# Miscellaneous > Structured Query Language (SQL) >  Adding 6 months to the month from a date

## Jayshree

Hi, 

     I want to select all records that would have a maturity date that falls within the 6 month from the current month or selecting all records that would mature in the 6 month from the current month. 

Thanks

----------


## rmiao

On which db system? Use dateadd function in ms sql server.

----------


## Jayshree

First I want to add 6 months to the current date and then extract the month and year from the resulting date.When I run these queries(given below) separately, it works fine, but could someone tell me how to trim the day out of this date. 

SELECT month( ADD_MONTHS(CURRENT_TIMESTAMP,6)) from SYSIBM.SYSDUMMY1

SELECT year( ADD_MONTHS(CURRENT_TIMESTAMP,6)) from SYSIBM.SYSDUMMY1

----------


## rmiao

You still didn't tell which db system used.
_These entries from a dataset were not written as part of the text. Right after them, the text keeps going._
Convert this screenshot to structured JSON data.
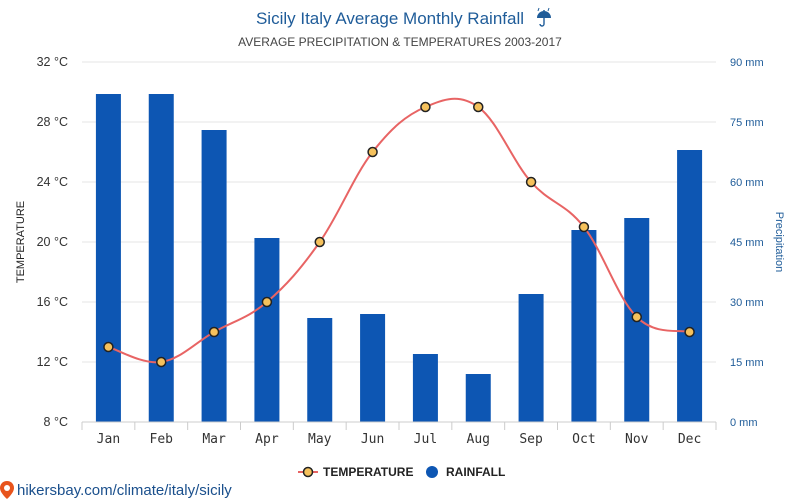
{
  "chart_data": {
    "type": "bar+line",
    "title": "Sicily Italy Average Monthly Rainfall",
    "title_icon": "umbrella-rain-icon",
    "subtitle": "AVERAGE PRECIPITATION & TEMPERATURES 2003-2017",
    "categories": [
      "Jan",
      "Feb",
      "Mar",
      "Apr",
      "May",
      "Jun",
      "Jul",
      "Aug",
      "Sep",
      "Oct",
      "Nov",
      "Dec"
    ],
    "series": [
      {
        "name": "TEMPERATURE",
        "type": "line",
        "axis": "left",
        "unit": "°C",
        "values": [
          13,
          12,
          14,
          16,
          20,
          26,
          29,
          29,
          24,
          21,
          15,
          14
        ]
      },
      {
        "name": "RAINFALL",
        "type": "bar",
        "axis": "right",
        "unit": "mm",
        "values": [
          82,
          82,
          73,
          46,
          26,
          27,
          17,
          12,
          32,
          48,
          51,
          68
        ]
      }
    ],
    "ylabel": "TEMPERATURE",
    "y2label": "Precipitation",
    "ylim": [
      8,
      32
    ],
    "y_ticks": [
      "32 °C",
      "28 °C",
      "24 °C",
      "20 °C",
      "16 °C",
      "12 °C",
      "8 °C"
    ],
    "y2lim": [
      0,
      90
    ],
    "y2_ticks": [
      "90 mm",
      "75 mm",
      "60 mm",
      "45 mm",
      "30 mm",
      "15 mm",
      "0 mm"
    ],
    "legend_position": "bottom-center",
    "colors": {
      "bar": "#0d56b3",
      "line": "#e86464",
      "marker_fill": "#f5c15c",
      "marker_stroke": "#222222",
      "grid": "#e6e6e6"
    }
  },
  "footer": {
    "site": "hikersbay.com/climate/italy/sicily",
    "icon": "map-pin-icon"
  }
}
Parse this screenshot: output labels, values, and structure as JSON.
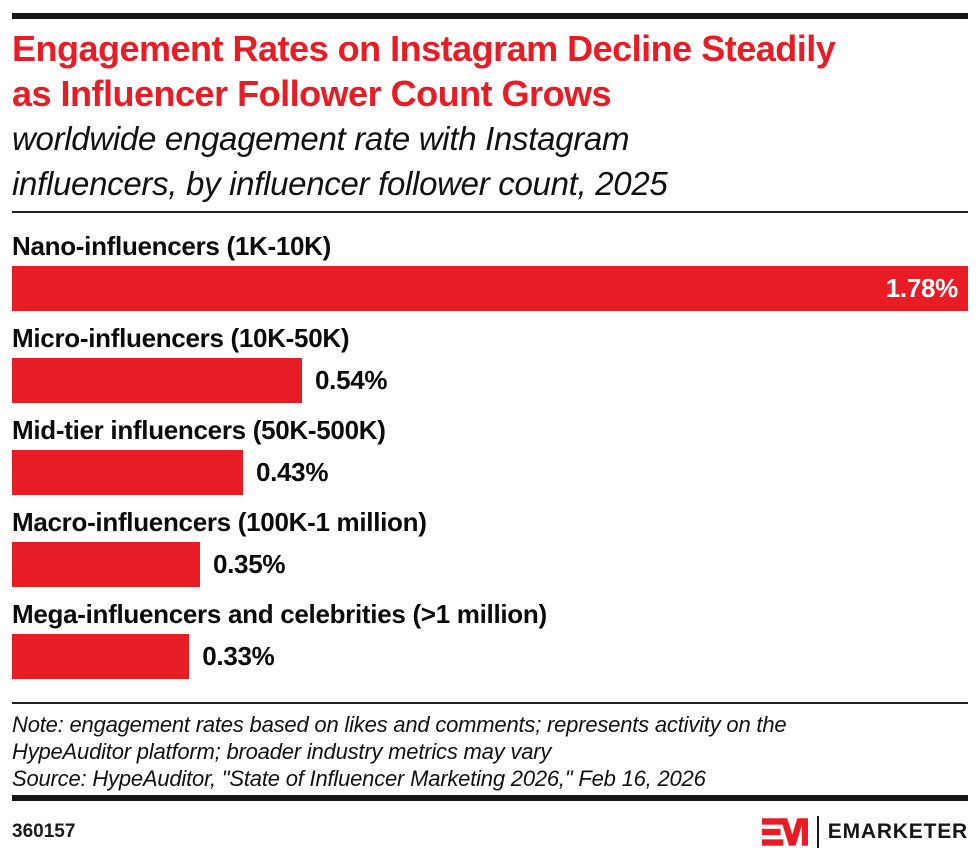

Different system has different functions and syntax.

----------


## Jayshree

I an using DB2.

----------


## dheena

> First I want to add 6 months to the current date and then extract the month and year from the resulting date.When I run these queries(given below) separately, it works fine, but could someone tell me how to trim the day out of this date. 
> 
> SELECT month( ADD_MONTHS(CURRENT_TIMESTAMP,6)) from SYSIBM.SYSDUMMY1
> 
> SELECT year( ADD_MONTHS(CURRENT_TIMESTAMP,6)) from SYSIBM.SYSDUMMY1


select CAST (colmname as smalldatetime) from tablename

----------


## dheena

select CAST (posdt as smalldatetime) from ex

u can use this to trim the datetime

----------